The longer the walk the better, since it takes a while to find the right stride. It also takes a while for the senses to shed their everyday inhibitions. Every once in a while I start out by trying an experiment. I make a conscious effort to think about something that is bothering me. I wish I could write that those times are infrequent! My intention is to see how long it takes me to forget what I started out thinking about. Most of the time I have walked a far piece before I remember that there was something on my mind at the start. By that time, I can toss it away easily. It is akin to driving a particular route to clock the mileage, something I do when I have walked a new route. I set the odometer to zero, drive the route, get home, shut the car off, go about my business and then remember a few days later that I had forgotten to note the mileage. Motion does work in mysterious way!

Young people are the ones who most often go off in search of themselves. There are lots of stories about these prospecting adventures. We have several in our family. I assume every family does. The trips vary in distance and duration.
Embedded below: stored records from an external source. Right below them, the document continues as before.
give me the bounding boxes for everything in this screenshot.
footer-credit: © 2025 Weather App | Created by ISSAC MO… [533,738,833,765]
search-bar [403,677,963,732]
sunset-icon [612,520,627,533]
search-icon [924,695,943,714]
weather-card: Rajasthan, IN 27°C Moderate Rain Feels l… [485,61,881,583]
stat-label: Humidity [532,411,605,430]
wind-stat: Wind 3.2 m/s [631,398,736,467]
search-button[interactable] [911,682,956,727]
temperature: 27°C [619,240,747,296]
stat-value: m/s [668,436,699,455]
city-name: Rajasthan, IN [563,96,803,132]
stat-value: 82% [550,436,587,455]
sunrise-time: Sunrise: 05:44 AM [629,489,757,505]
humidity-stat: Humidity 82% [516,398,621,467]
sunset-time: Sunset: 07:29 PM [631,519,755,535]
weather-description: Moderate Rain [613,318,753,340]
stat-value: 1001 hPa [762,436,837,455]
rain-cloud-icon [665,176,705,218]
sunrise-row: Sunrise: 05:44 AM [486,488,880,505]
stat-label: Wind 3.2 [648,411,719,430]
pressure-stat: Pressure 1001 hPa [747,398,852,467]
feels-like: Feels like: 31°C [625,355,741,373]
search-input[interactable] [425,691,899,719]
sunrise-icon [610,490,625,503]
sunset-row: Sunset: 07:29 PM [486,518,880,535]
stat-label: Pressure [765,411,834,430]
If they put the gadgets away for a few hours a day and walked, perhaps they would find what they are looking for much more quickly here at home.

We wish them well, knowing it is a journey they must take and there is no way we can convince them otherwise. We also know what they do not know.

Each of them is already the self searched for. I try to walk every day. It does not always work out that way.

But I try. The sights and sounds are wonderful. The end result is a cleared mind, a well exercised body, and a soul that feels lifted, unburdened. The best part is the world of thought that one visits. A favorite poet of mine wrote this line: “The world is the pleasure of thought.” That is what a walk is.